Sbicca: It’s actually really difficult to assess what goes on in prisons. Undertaking a large primary data collection endeavor like we’ve done just takes a lot of time and a lot of resources and it requires some level of cooperation on the part of the prison system. So, bringing all of those pieces together is often a barrier to entry for even collecting the information you would need to begin to answer some of the questions that we’re trying to answer. So, I think that’s another big part of the equation. 


Joshua Sbicca 

Joshua Sbicca is an educator, community builder and scholar. He is an Associate Professor in the Department of Sociology at Colorado State University, and co-director of the Prison Agriculture Lab. He is also the author of Food Justice Now!: Deeping the Roots of Social Struggle and a co-editor of A Recipe for Gentrification: Food, Power, and Resistance in the City.


Carrie Chennault

Carrie Chennault is a feminist geographer and Assistant Professor in the Department of Anthropology and Geography at Colorado State University. She is also a 2020-2021 CSU School of Global and Environmental Sustainability Leadership Fellow. She is a contributor in Feminist Geography Unbound: Discomfort, Bodies, and Prefigured Futures and her scholar-activist research engages feminist, queer and Black geographies and political ecology in studying pathways toward food and environmental justice in the United States.


About the Prison Agriculture Lab

The Prison Agriculture Lab is a collaborative space for inquiry and action that focuses on agricultural practices within the criminal punishment system. Its research and advocacy focus on place, power, inequality and resistance. It is informed by scholarship, art and activism that challenges racial capitalism and advances food justice and abolition.

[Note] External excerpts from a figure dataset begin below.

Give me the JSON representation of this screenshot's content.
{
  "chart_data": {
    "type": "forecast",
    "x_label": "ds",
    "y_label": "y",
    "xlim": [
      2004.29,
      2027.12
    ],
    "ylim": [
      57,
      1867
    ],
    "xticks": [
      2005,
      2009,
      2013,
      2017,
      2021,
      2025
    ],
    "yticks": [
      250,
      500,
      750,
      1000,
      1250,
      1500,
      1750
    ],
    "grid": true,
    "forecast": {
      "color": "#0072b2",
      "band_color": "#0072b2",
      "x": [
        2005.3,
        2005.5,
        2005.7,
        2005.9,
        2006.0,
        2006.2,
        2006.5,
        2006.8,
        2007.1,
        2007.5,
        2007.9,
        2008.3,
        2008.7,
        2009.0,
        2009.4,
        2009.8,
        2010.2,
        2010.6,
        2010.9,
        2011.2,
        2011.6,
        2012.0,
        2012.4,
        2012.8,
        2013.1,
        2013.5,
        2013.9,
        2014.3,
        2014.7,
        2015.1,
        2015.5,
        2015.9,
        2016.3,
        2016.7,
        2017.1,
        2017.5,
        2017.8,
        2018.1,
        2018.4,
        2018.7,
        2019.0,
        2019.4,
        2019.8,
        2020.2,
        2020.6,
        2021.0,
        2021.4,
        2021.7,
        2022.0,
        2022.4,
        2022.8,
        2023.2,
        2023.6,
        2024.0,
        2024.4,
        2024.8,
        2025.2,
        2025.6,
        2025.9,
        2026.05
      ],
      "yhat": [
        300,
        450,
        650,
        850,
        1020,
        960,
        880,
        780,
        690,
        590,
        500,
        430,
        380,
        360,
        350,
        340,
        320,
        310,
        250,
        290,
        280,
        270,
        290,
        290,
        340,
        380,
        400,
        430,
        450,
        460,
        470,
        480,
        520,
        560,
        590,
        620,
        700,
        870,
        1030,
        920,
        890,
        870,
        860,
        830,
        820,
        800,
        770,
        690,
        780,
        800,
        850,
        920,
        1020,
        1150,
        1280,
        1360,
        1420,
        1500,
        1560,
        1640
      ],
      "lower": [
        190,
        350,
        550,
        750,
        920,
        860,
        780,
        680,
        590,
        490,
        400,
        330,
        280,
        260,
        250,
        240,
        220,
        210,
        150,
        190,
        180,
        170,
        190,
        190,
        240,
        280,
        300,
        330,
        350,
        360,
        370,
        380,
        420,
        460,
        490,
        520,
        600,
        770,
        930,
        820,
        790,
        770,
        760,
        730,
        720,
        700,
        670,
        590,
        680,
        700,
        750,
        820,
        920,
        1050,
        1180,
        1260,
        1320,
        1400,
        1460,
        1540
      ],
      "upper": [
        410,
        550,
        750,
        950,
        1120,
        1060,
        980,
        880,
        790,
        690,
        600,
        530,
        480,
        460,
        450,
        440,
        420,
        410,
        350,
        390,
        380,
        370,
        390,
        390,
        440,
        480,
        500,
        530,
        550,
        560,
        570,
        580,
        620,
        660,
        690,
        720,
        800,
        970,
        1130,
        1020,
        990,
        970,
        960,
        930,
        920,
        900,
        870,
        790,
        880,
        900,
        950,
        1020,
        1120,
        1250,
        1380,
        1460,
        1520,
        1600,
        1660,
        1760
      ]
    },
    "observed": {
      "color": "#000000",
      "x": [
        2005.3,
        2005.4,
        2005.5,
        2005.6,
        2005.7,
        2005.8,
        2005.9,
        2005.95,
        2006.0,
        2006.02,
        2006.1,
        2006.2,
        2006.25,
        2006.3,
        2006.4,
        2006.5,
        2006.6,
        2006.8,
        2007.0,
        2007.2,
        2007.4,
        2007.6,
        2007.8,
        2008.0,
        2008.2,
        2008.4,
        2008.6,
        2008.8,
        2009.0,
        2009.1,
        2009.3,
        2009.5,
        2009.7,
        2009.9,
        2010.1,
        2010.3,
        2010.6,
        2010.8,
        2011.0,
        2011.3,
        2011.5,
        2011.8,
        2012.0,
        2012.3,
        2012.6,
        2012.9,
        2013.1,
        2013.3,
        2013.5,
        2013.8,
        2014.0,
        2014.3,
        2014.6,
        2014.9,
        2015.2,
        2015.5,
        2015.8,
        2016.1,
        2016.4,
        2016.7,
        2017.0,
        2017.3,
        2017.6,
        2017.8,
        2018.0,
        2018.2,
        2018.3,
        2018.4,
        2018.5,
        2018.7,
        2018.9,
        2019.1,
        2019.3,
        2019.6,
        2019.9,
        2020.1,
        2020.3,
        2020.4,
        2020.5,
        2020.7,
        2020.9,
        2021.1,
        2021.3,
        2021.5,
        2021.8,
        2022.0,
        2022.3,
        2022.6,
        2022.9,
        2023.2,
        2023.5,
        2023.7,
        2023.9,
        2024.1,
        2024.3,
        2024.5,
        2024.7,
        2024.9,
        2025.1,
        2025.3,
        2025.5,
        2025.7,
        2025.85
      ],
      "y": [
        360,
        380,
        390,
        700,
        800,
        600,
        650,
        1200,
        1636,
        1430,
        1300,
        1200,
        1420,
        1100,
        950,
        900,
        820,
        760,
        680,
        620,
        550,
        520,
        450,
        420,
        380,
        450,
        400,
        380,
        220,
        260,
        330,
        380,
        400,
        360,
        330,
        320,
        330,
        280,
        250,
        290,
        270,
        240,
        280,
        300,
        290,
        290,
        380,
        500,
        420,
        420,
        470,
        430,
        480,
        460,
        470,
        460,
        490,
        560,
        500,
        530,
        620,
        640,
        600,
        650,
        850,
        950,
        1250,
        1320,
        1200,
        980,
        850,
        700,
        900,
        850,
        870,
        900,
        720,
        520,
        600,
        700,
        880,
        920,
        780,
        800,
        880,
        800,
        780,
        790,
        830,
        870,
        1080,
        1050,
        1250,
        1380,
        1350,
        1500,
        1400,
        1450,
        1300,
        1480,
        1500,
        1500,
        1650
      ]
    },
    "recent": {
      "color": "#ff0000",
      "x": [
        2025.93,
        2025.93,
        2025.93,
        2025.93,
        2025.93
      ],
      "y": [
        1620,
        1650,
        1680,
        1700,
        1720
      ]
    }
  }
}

Given the social and ecological reach of the agricarceral industrial complex into many sectors of society, the Prison Agriculture Lab supports and works with post-docs, graduate students, and undergraduate students with a range of interests, methodological skills, and topical interests. The lab also provides a platform for connecting with members of the public who share its commitments and passions.


About The Audit

Recorded at the KCSU studio, Colorado State University’s new podcast, The Audit, features conversations with CSU faculty on everything from research to current events. Just as auditing a class provides an opportunity to explore a new subject or field, The Audit allows listeners to explore the latest works from the experts at CSU.